While that may appear to be good news for XCL service providers, Mr Williams added that it brings with it problems that regular freight service providers will well recognise. “Because some customers are now giving XCL its own budget, such services are being tendered by procurement departments that are commoditising XCL in the same way as they source materials and that means applying commodity-type pricing.
“This is not an easy thing to do: how does a shipper prescribe a value to something that is largely unpredictable and equally, how do you sensibly bid for something like that?
“Shippers’ procurement departments are trying to commoditise our services while we are trying to turn that commodity into a relationship. Unfortunately many prefer the impersonal process of tendering through web-based platforms, which naturally leads to commoditisation.

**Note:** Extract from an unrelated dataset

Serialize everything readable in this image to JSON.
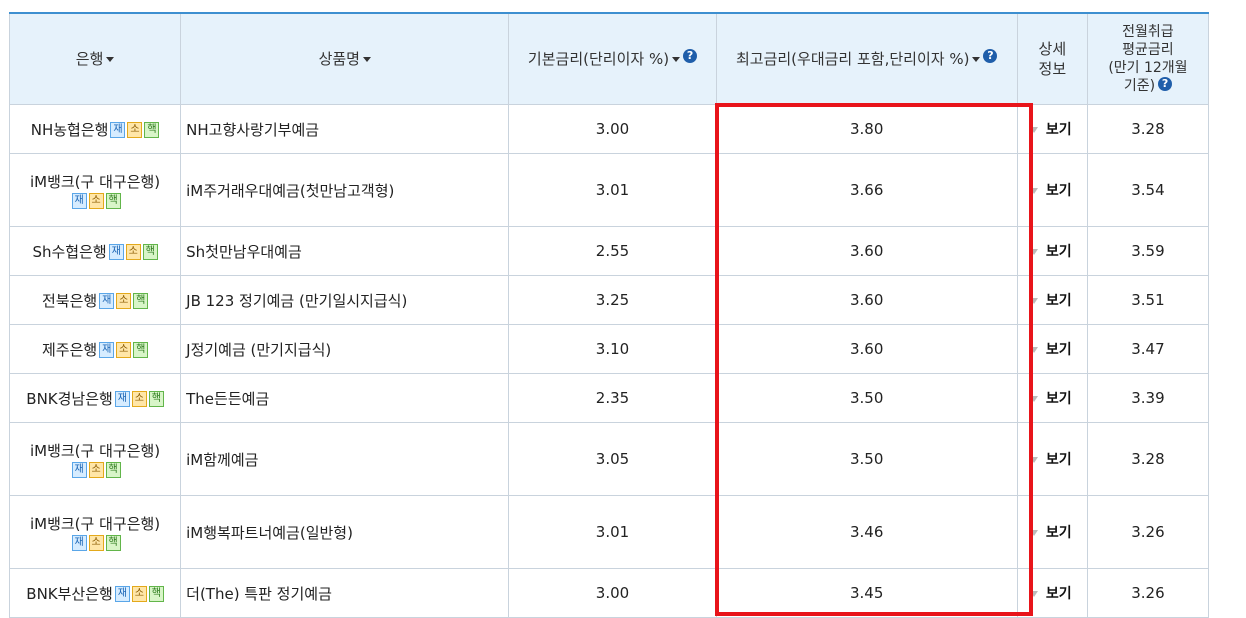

“Developing this process to its logical conclusion, there is a real danger that customers will not appreciate the true value XCL services deliver, beyond that of transporting an item from A to B as quickly as possible.”
But he did admit that there are signs of a demand for XCL services on a 4PL management fee, cost-plus basis; rather than a transport fee-plus-profit margin.
“We know that the largest shippers are moving along that line because they see it as the only way to build a mutually satisfactory relationship with their service providers,” he said.
While most OEMs are well aware of the need for visibility in their own supply chains, what XCL providers have a discovered is that they are well-placed to provide OEMs with visibility in the their suppliers’ supply chains – which in many respects are just as important.
“Some OEMs are already encouraging their suppliers to use the same XCL provider as themselves to enhance the holistic view of the subsidiary supply chains that contribute to their own. Issues at the tier two or three stage can be identified and feedback provided to the OEM. If a tier one supplier to the OEM has a problem with a tier two supplier that is going to impact the production line of the OEM,” Mr Williams said.